キャロル・キング(1942- ) は私より少し上の世代、本書によればポーランド系ユダヤ人でブルックリンの生まれ、父親は消防士、母親は音楽と演劇をかなりやっていたらしい。その影響か、大人になるのは早く、高校時代から本格的な音楽活動、特に作曲とコーラスをはじめ、その一方で17歳の時に、コンビで幾多の名曲をものにする作詞のジェリー・ゴフィンと結婚、18歳と20歳で二人の娘の母親となる。
一方でその間、18歳で「Will you love me tomorrow」(シュレルズ)がヒット、20歳のとき、ベビーシッターがあまりに歌がうまいので解雇して歌わせビルボード1位になったのがあの「ロコ・モーション」(リトル・エヴァ)、これは10年後にグランド・ファンク・レイルロードで再度ビルボード1位となる前代未聞の快挙になる。
その後、作曲家としてヒット曲を書きつづけたが、人前で歌うのは1970年ころ、ジェームス・テーラーが自分の前座に引っ張り出してからで、そのすぐ後にあの「つづれおり(Tapestry)」を出す。
このようなアルバム全曲(12曲)すべて、一つとしてくずがないというもの、ほかには「明日に架ける橋」(サイモンとガーファンクル)くらいしかないのでは、と思う。しかもすべて彼女の作曲である。なお、彼女はアルトで、そのオリジナル・キーでほぼ私が歌えるということもあり(もうちょっと高いとなおいいのだけれど)、いくつかレパートリーにさせてもらっている。
彼女は今まで4回結婚し4回離婚しており、最初の二人が音楽関係者で彼らとの間にそれぞれ二人の子供が生まれ、そのあとの二人はむしろ自然(アイダホ)の生活に入っていく中でのパートナーとなっている。

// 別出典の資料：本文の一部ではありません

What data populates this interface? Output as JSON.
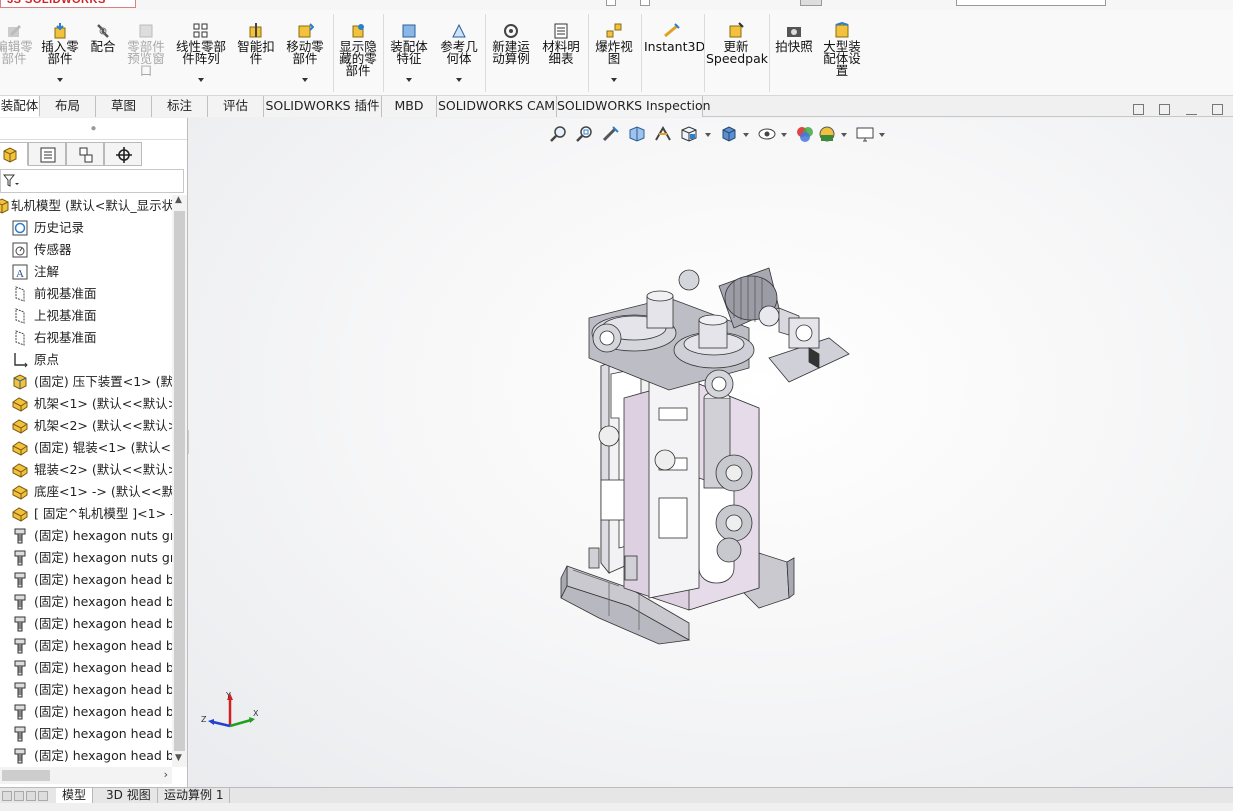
{
  "app": {
    "logo_text": "3S SOLIDWORKS"
  },
  "ribbon": {
    "tools": [
      {
        "label": "编辑零\n部件",
        "disabled": true,
        "icon": "edit-component-icon"
      },
      {
        "label": "插入零\n部件",
        "disabled": false,
        "icon": "insert-component-icon"
      },
      {
        "label": "配合",
        "disabled": false,
        "icon": "mate-icon"
      },
      {
        "label": "零部件\n预览窗\n口",
        "disabled": true,
        "icon": "component-preview-icon"
      },
      {
        "label": "线性零部\n件阵列",
        "disabled": false,
        "icon": "linear-pattern-icon"
      },
      {
        "label": "智能扣\n件",
        "disabled": false,
        "icon": "smart-fasteners-icon"
      },
      {
        "label": "移动零\n部件",
        "disabled": false,
        "icon": "move-component-icon"
      },
      {
        "label": "显示隐\n藏的零\n部件",
        "disabled": false,
        "icon": "show-hidden-icon"
      },
      {
        "label": "装配体\n特征",
        "disabled": false,
        "icon": "assembly-features-icon"
      },
      {
        "label": "参考几\n何体",
        "disabled": false,
        "icon": "reference-geometry-icon"
      },
      {
        "label": "新建运\n动算例",
        "disabled": false,
        "icon": "motion-study-icon"
      },
      {
        "label": "材料明\n细表",
        "disabled": false,
        "icon": "bom-icon"
      },
      {
        "label": "爆炸视\n图",
        "disabled": false,
        "icon": "exploded-view-icon"
      },
      {
        "label": "Instant3D",
        "disabled": false,
        "icon": "instant3d-icon"
      },
      {
        "label": "更新\nSpeedpak",
        "disabled": false,
        "icon": "speedpak-icon"
      },
      {
        "label": "拍快照",
        "disabled": false,
        "icon": "snapshot-icon"
      },
      {
        "label": "大型装\n配体设\n置",
        "disabled": false,
        "icon": "large-assembly-icon"
      }
    ]
  },
  "tabs": [
    "装配体",
    "布局",
    "草图",
    "标注",
    "评估",
    "SOLIDWORKS 插件",
    "MBD",
    "SOLIDWORKS CAM",
    "SOLIDWORKS Inspection"
  ],
  "tree": {
    "rows": [
      {
        "text": "轧机模型  (默认<默认_显示状",
        "icon": "assembly-icon"
      },
      {
        "text": "历史记录",
        "icon": "history-icon"
      },
      {
        "text": "传感器",
        "icon": "sensor-icon"
      },
      {
        "text": "注解",
        "icon": "annotation-icon"
      },
      {
        "text": "前视基准面",
        "icon": "plane-icon"
      },
      {
        "text": "上视基准面",
        "icon": "plane-icon"
      },
      {
        "text": "右视基准面",
        "icon": "plane-icon"
      },
      {
        "text": "原点",
        "icon": "origin-icon"
      },
      {
        "text": "(固定) 压下装置<1> (默认",
        "icon": "subassembly-icon"
      },
      {
        "text": "机架<1> (默认<<默认>_",
        "icon": "part-icon"
      },
      {
        "text": "机架<2> (默认<<默认>_",
        "icon": "part-icon"
      },
      {
        "text": "(固定) 辊装<1> (默认<<",
        "icon": "part-icon"
      },
      {
        "text": "辊装<2> (默认<<默认>_",
        "icon": "part-icon"
      },
      {
        "text": "底座<1> -> (默认<<默认",
        "icon": "part-icon"
      },
      {
        "text": "[ 固定^轧机模型 ]<1> ->",
        "icon": "part-icon"
      },
      {
        "text": "(固定) hexagon nuts gra",
        "icon": "bolt-icon"
      },
      {
        "text": "(固定) hexagon nuts gra",
        "icon": "bolt-icon"
      },
      {
        "text": "(固定) hexagon head bo",
        "icon": "bolt-icon"
      },
      {
        "text": "(固定) hexagon head bo",
        "icon": "bolt-icon"
      },
      {
        "text": "(固定) hexagon head bo",
        "icon": "bolt-icon"
      },
      {
        "text": "(固定) hexagon head bo",
        "icon": "bolt-icon"
      },
      {
        "text": "(固定) hexagon head bo",
        "icon": "bolt-icon"
      },
      {
        "text": "(固定) hexagon head bo",
        "icon": "bolt-icon"
      },
      {
        "text": "(固定) hexagon head bo",
        "icon": "bolt-icon"
      },
      {
        "text": "(固定) hexagon head bo",
        "icon": "bolt-icon"
      },
      {
        "text": "(固定) hexagon head bo",
        "icon": "bolt-icon"
      }
    ]
  },
  "triad": {
    "x": "X",
    "y": "Y",
    "z": "Z"
  },
  "bottom_tabs": [
    "模型",
    "3D 视图",
    "运动算例 1"
  ],
  "colors": {
    "accent": "#d21f1f",
    "frame": "#ddd0e0",
    "base": "#c9c9cf"
  }
}
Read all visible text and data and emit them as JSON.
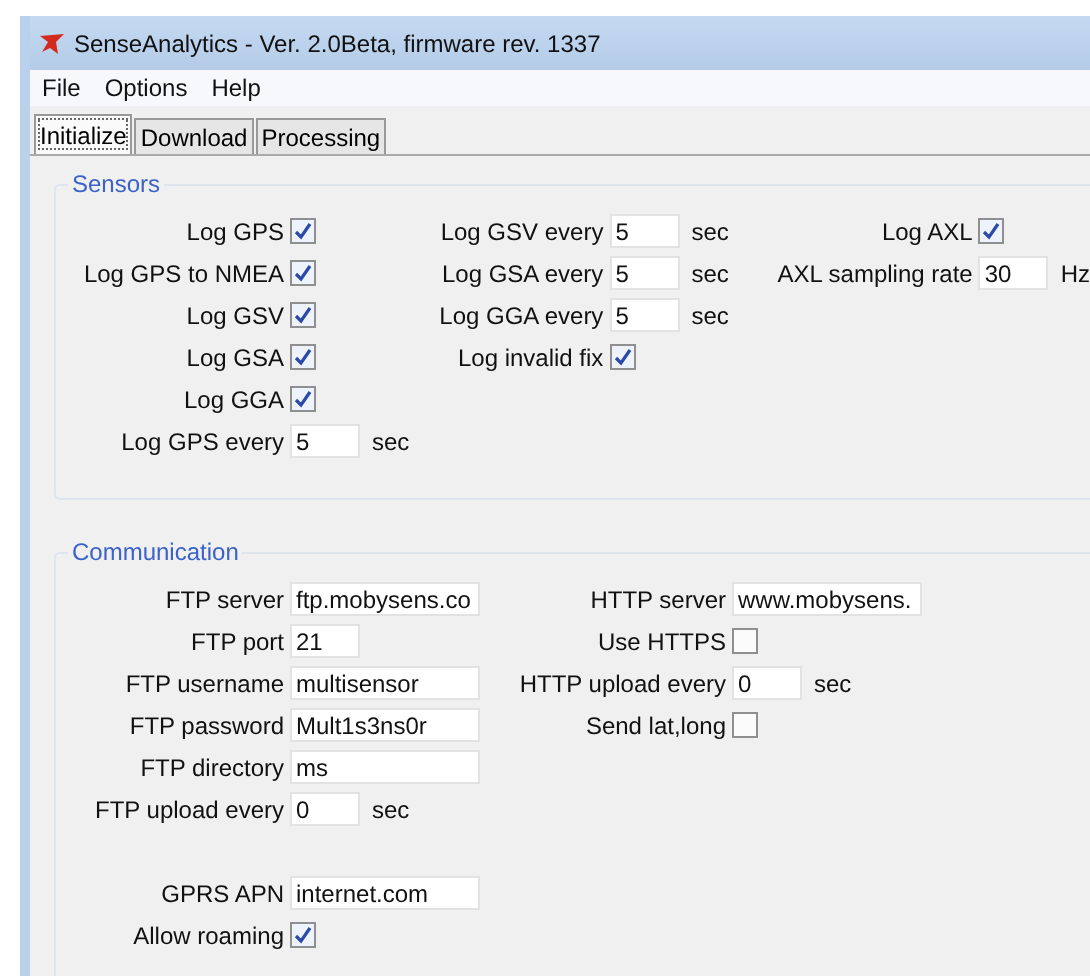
{
  "window": {
    "title": "SenseAnalytics - Ver. 2.0Beta, firmware rev. 1337"
  },
  "menu": [
    "File",
    "Options",
    "Help"
  ],
  "tabs": [
    {
      "label": "Initialize",
      "selected": true
    },
    {
      "label": "Download",
      "selected": false
    },
    {
      "label": "Processing",
      "selected": false
    }
  ],
  "groups": [
    {
      "title": "Sensors",
      "columns": [
        [
          {
            "label": "Log GPS",
            "kind": "check",
            "checked": true
          },
          {
            "label": "Log GPS to NMEA",
            "kind": "check",
            "checked": true
          },
          {
            "label": "Log GSV",
            "kind": "check",
            "checked": true
          },
          {
            "label": "Log GSA",
            "kind": "check",
            "checked": true
          },
          {
            "label": "Log GGA",
            "kind": "check",
            "checked": true
          },
          {
            "label": "Log GPS every",
            "kind": "short",
            "value": "5",
            "unit": "sec"
          }
        ],
        [
          {
            "label": "Log GSV every",
            "kind": "short",
            "value": "5",
            "unit": "sec"
          },
          {
            "label": "Log GSA every",
            "kind": "short",
            "value": "5",
            "unit": "sec"
          },
          {
            "label": "Log GGA every",
            "kind": "short",
            "value": "5",
            "unit": "sec"
          },
          {
            "label": "Log invalid fix",
            "kind": "check",
            "checked": true
          }
        ],
        [
          {
            "label": "Log AXL",
            "kind": "check",
            "checked": true
          },
          {
            "label": "AXL sampling rate",
            "kind": "short",
            "value": "30",
            "unit": "Hz"
          }
        ]
      ]
    },
    {
      "title": "Communication",
      "columns": [
        [
          {
            "label": "FTP server",
            "kind": "long",
            "value": "ftp.mobysens.co"
          },
          {
            "label": "FTP port",
            "kind": "short",
            "value": "21"
          },
          {
            "label": "FTP username",
            "kind": "long",
            "value": "multisensor"
          },
          {
            "label": "FTP password",
            "kind": "long",
            "value": "Mult1s3ns0r"
          },
          {
            "label": "FTP directory",
            "kind": "long",
            "value": "ms"
          },
          {
            "label": "FTP upload every",
            "kind": "short",
            "value": "0",
            "unit": "sec"
          }
        ],
        [
          {
            "label": "HTTP server",
            "kind": "long",
            "value": "www.mobysens."
          },
          {
            "label": "Use HTTPS",
            "kind": "check",
            "checked": false
          },
          {
            "label": "HTTP upload every",
            "kind": "short",
            "value": "0",
            "unit": "sec"
          },
          {
            "label": "Send lat,long",
            "kind": "check",
            "checked": false
          }
        ]
      ],
      "footer": [
        {
          "label": "GPRS APN",
          "kind": "long",
          "value": "internet.com"
        },
        {
          "label": "Allow roaming",
          "kind": "check",
          "checked": true
        }
      ]
    }
  ]
}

音楽的には「つづれおり」が頂点だとは思うが、自然の中の生活からまた音楽ツアー主体に戻ってきて活動を続けており、この後半生を読むと、この世代のアメリカ人としては知性とバランス感覚を持った明るい人だと思う。
そして、あのニール・セダカと彼女が幼なじみということは、ヒット曲「オー・キャロル」とともに有名だが、本書によれば彼女はマディソン高校で同級生にポール・サイモンがおり、ニール・セダカはライバルのリンカーン高校でコーラス・グループ「トーケンズ」を最初率いていたそうだ。このトーケンズは後に私の世代ならだれもが知っている「ライオンは寝ている」というスマッシュ・ヒットを出す。この曲のように男声でメロディがほぼ全部ファルセットというのは他にあったかどうか。
このところキャロル・キング作曲のいろんな歌手の歌を集めたものや、彼女が作曲して提供したときに参考として添付した自身の歌唱録音を集めたCDが出ているのは、この本に合わせたものかもしれない。
翻訳に特に間違いはないと思うが、日本語としてはちょっと首をかしげるところがあり、あと一回校正したらよかったと思われる。